St Pancras Old Church
A resting place for some famous bodies
In the evening, we paid a visit to St Pancras Old Church. We sat in pews and listened to what was being said. Before you start getting worried about me, though, I will quickly state that this was not a church service but a lecture or, rather, the introductory talk preceding a guided tour of the graveyard. I have already written about this church (see A look at St Pancras Old Church) and, as churches go, it is a fine and pretty example. It is common for churches to boast of ancient origins but in this case there is more substance to the boast as the site has been used for worship since at least the Saxon era. The building incorporates antique bits but has been modified and rebuilt at various times.

Altar
Whatever I may think of the superstitious claptrap that is dispensed here, I agree that this church, both as a building and as an institution, is of great interest, both historically and aesthetically. It is sad to discover, then, that it is under threat from subsidence caused by the old drainage system. Large cracks have appeared in the walls and action needs to be taken urgently to prevent further damage and to restore stability.

Wall memorial
William Platt and Family (17th century)
In order to help raise funds for the work, a series of talks has been arranged, tickets £10, and today’s was the introductory session. The event was entitled No Ordinary Churchyard: the tombs of St Pancras, by Roger Bowdler, well known for his conducted tours of graveyards. Admission to this one was free but participants could contribute by donations and purchase of books.
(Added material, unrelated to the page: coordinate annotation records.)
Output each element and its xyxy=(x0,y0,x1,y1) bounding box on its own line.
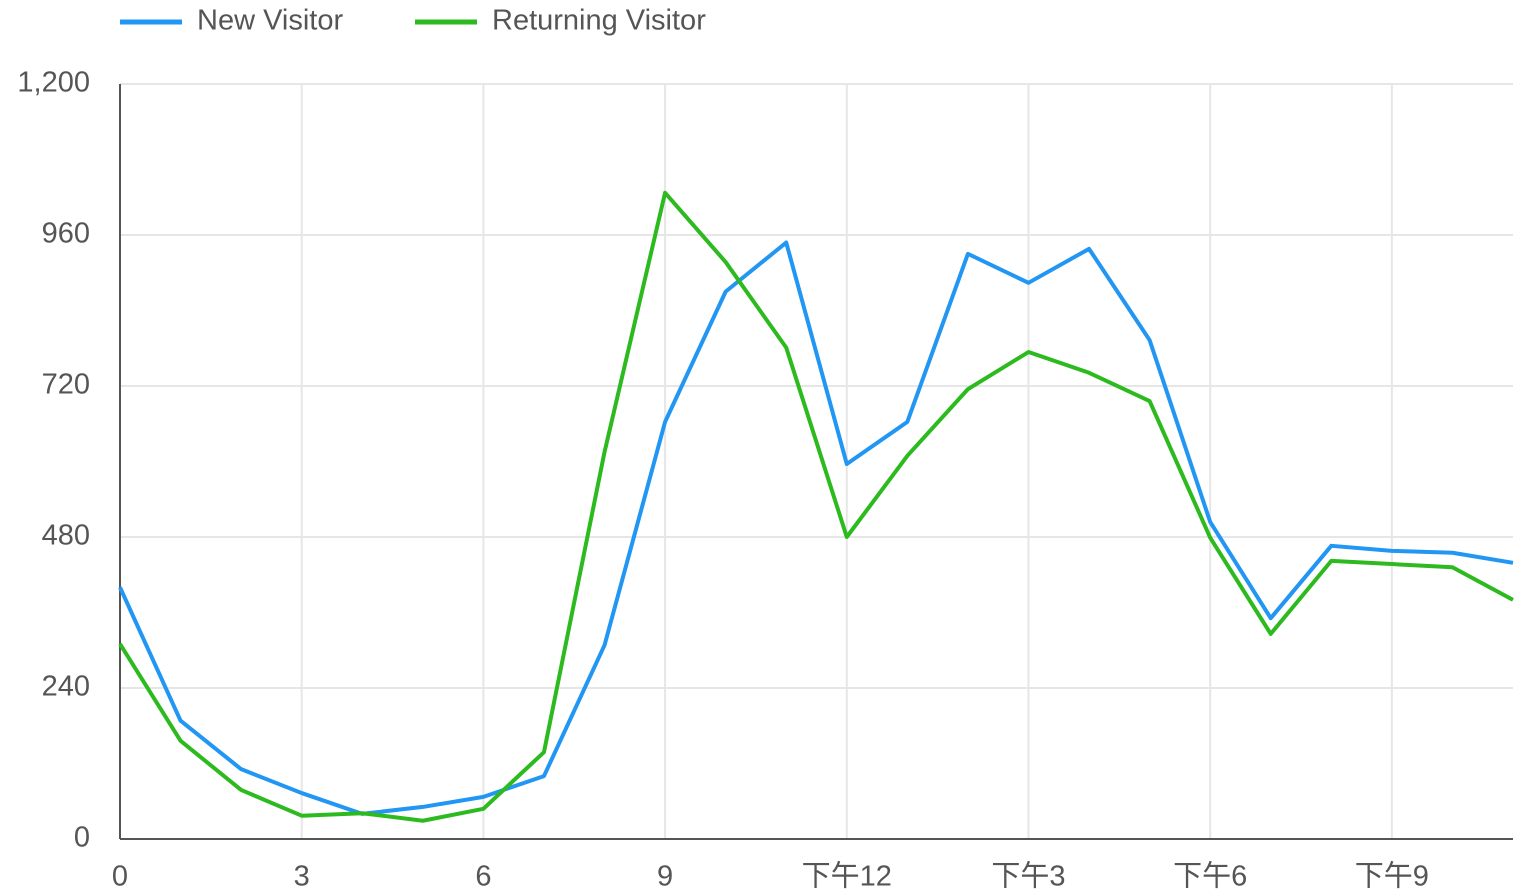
y-tick-label: 720 xyxy=(42,369,90,401)
x-tick-label: 下午9 xyxy=(1355,860,1429,893)
y-tick-label: 960 xyxy=(42,218,90,250)
legend-label: New Visitor xyxy=(197,5,343,37)
series-line xyxy=(118,190,1514,823)
y-tick-label: 0 xyxy=(74,822,90,854)
x-tick-label: 下午12 xyxy=(802,860,892,893)
x-tick-label: 9 xyxy=(657,861,673,893)
series-line xyxy=(118,240,1514,816)
legend-label: Returning Visitor xyxy=(492,5,706,37)
y-tick-label: 480 xyxy=(42,520,90,552)
x-tick-label: 下午3 xyxy=(991,860,1065,893)
y-tick-label: 1,200 xyxy=(17,67,90,99)
x-tick-label: 0 xyxy=(112,861,128,893)
x-tick-label: 6 xyxy=(475,861,491,893)
y-tick-label: 240 xyxy=(42,671,90,703)
x-tick-label: 3 xyxy=(294,861,310,893)
x-tick-label: 下午6 xyxy=(1173,860,1247,893)
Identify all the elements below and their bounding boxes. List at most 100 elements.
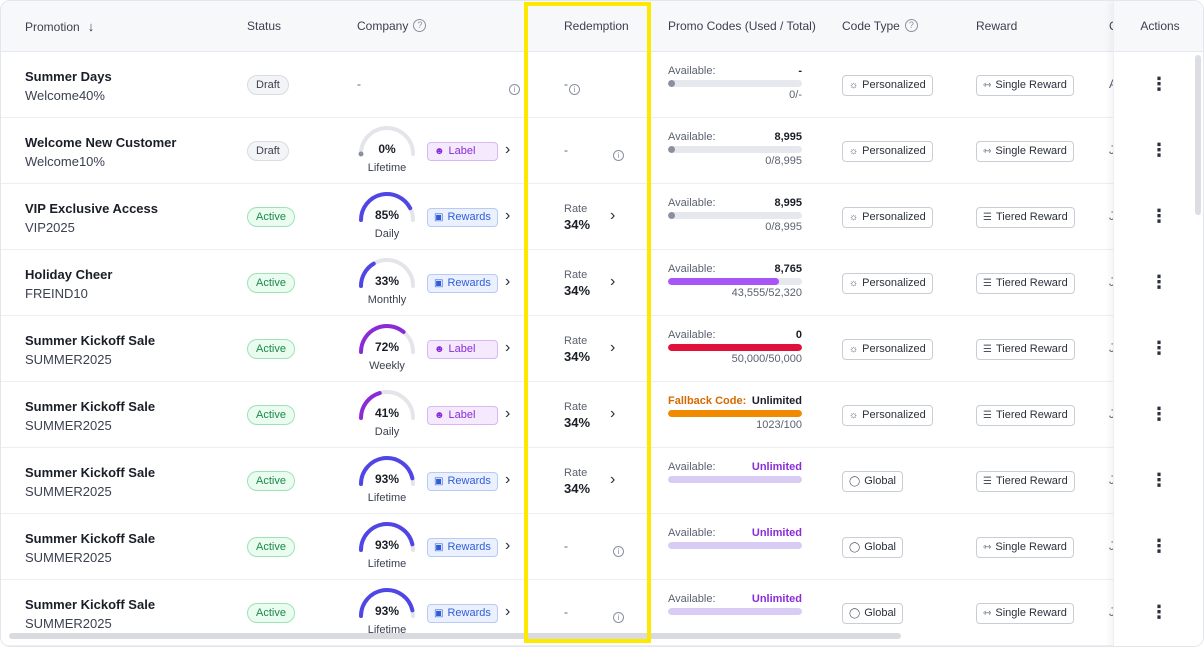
info-icon[interactable]: i (509, 79, 520, 97)
promo-label: Available: (668, 65, 716, 77)
company-tag[interactable]: ▣ Rewards (427, 538, 498, 557)
promotion-code: SUMMER2025 (25, 352, 112, 367)
table-row[interactable]: Welcome New Customer Welcome10% Draft 0% L… (1, 118, 1203, 184)
company-tag[interactable]: ▣ Rewards (427, 604, 498, 623)
code-type-chip: ◯ Global (842, 603, 903, 624)
tag-label: Rewards (447, 277, 491, 289)
col-promo-codes[interactable]: Promo Codes (Used / Total) (668, 19, 816, 33)
tiered-reward-icon: ☰ (983, 410, 992, 421)
company-tag[interactable]: ☻ Label (427, 340, 498, 359)
promotion-name[interactable]: Summer Kickoff Sale (25, 399, 156, 414)
help-icon[interactable]: ? (904, 19, 918, 33)
promo-bar-fill (668, 608, 802, 615)
promo-progress-bar (668, 278, 802, 285)
chevron-right-icon[interactable]: › (505, 471, 511, 488)
cut-cell: J (1109, 407, 1115, 421)
single-reward-icon: ⇿ (983, 80, 992, 91)
promo-bar-fill (668, 476, 802, 483)
chevron-right-icon[interactable]: › (505, 339, 511, 356)
promotion-name[interactable]: Summer Kickoff Sale (25, 531, 156, 546)
promo-codes-cell: Available: 8,765 43,555/52,320 (668, 263, 802, 305)
more-actions-icon[interactable]: ⋮ (1150, 272, 1168, 292)
table-row[interactable]: VIP Exclusive Access VIP2025 Active 85% Da… (1, 184, 1203, 250)
col-redemption[interactable]: Redemption (564, 19, 629, 33)
table-header: Promotion ↓ Status Company? Redemption Pr… (1, 1, 1203, 52)
more-actions-icon[interactable]: ⋮ (1150, 206, 1168, 226)
gift-icon: ▣ (434, 542, 444, 553)
code-type-chip: ☼ Personalized (842, 75, 933, 96)
chevron-right-icon[interactable]: › (505, 537, 511, 554)
more-actions-icon[interactable]: ⋮ (1150, 74, 1168, 94)
info-icon[interactable]: i (613, 607, 624, 625)
more-actions-icon[interactable]: ⋮ (1150, 140, 1168, 160)
promotion-name[interactable]: Holiday Cheer (25, 267, 113, 282)
info-icon[interactable]: i (569, 79, 580, 97)
chevron-right-icon[interactable]: › (610, 339, 616, 356)
col-company[interactable]: Company? (357, 1, 427, 52)
col-code-type[interactable]: Code Type? (842, 1, 918, 52)
actions-column: Actions ⋮ ⋮ ⋮ ⋮ ⋮ ⋮ ⋮ ⋮ ⋮ (1113, 1, 1203, 646)
more-actions-icon[interactable]: ⋮ (1150, 536, 1168, 556)
gift-icon: ▣ (434, 476, 444, 487)
info-icon[interactable]: i (613, 145, 624, 163)
gauge-percent: 41% (374, 406, 400, 420)
table-row[interactable]: Summer Kickoff Sale SUMMER2025 Active 41% … (1, 382, 1203, 448)
col-status[interactable]: Status (247, 19, 282, 33)
chevron-right-icon[interactable]: › (505, 207, 511, 224)
vertical-scrollbar[interactable] (1195, 55, 1201, 215)
help-icon[interactable]: ? (413, 19, 427, 33)
personalized-icon: ☼ (849, 80, 859, 91)
code-type-label: Personalized (862, 409, 926, 421)
chevron-right-icon[interactable]: › (505, 141, 511, 158)
col-promotion[interactable]: Promotion ↓ (25, 1, 94, 52)
promo-bar-fill (668, 278, 779, 285)
promotion-name[interactable]: Summer Kickoff Sale (25, 465, 156, 480)
chevron-right-icon[interactable]: › (610, 405, 616, 422)
table-row[interactable]: Summer Kickoff Sale SUMMER2025 Active 72% … (1, 316, 1203, 382)
horizontal-scrollbar[interactable] (9, 633, 901, 639)
company-tag[interactable]: ▣ Rewards (427, 208, 498, 227)
code-type-chip: ◯ Global (842, 471, 903, 492)
promotion-name[interactable]: Summer Kickoff Sale (25, 597, 156, 612)
chevron-right-icon[interactable]: › (505, 273, 511, 290)
chevron-right-icon[interactable]: › (610, 471, 616, 488)
col-promotion-label: Promotion (25, 20, 80, 34)
promotion-name[interactable]: Summer Kickoff Sale (25, 333, 156, 348)
promotion-name[interactable]: Welcome New Customer (25, 135, 177, 150)
more-actions-icon[interactable]: ⋮ (1150, 470, 1168, 490)
sort-down-icon[interactable]: ↓ (87, 19, 95, 34)
promo-ratio: 1023/100 (756, 419, 802, 431)
more-actions-icon[interactable]: ⋮ (1150, 602, 1168, 622)
code-type-chip: ☼ Personalized (842, 207, 933, 228)
more-actions-icon[interactable]: ⋮ (1150, 338, 1168, 358)
promotion-name[interactable]: Summer Days (25, 69, 112, 84)
chevron-right-icon[interactable]: › (610, 273, 616, 290)
redemption-rate-label: Rate (564, 467, 588, 479)
table-row[interactable]: Summer Kickoff Sale SUMMER2025 Active 93% … (1, 580, 1203, 646)
status-badge: Active (247, 273, 295, 293)
promo-ratio: 0/- (789, 89, 802, 101)
cut-cell: J (1109, 209, 1115, 223)
gauge-percent: 93% (374, 604, 400, 618)
more-actions-icon[interactable]: ⋮ (1150, 404, 1168, 424)
status-badge: Active (247, 405, 295, 425)
table-row[interactable]: Summer Kickoff Sale SUMMER2025 Active 93% … (1, 514, 1203, 580)
gauge-period: Lifetime (367, 558, 407, 570)
company-tag[interactable]: ☻ Label (427, 142, 498, 161)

Many famous people have been buried here and the churchyard itself has suffered a somewhat chequered history, not least as a result of railway building work encroaching on it. No few tombs have been displaced or removed but some cherished examples remain, such as the family tomb of Sir John Soane, designed by himself.
More information on this historic, and rather pleasant, site can be found online, for example here.
For us, it had been a full day and I was glad to betake myself off to the nearby bus stop and return home for a rest and cup of Russian Caravan!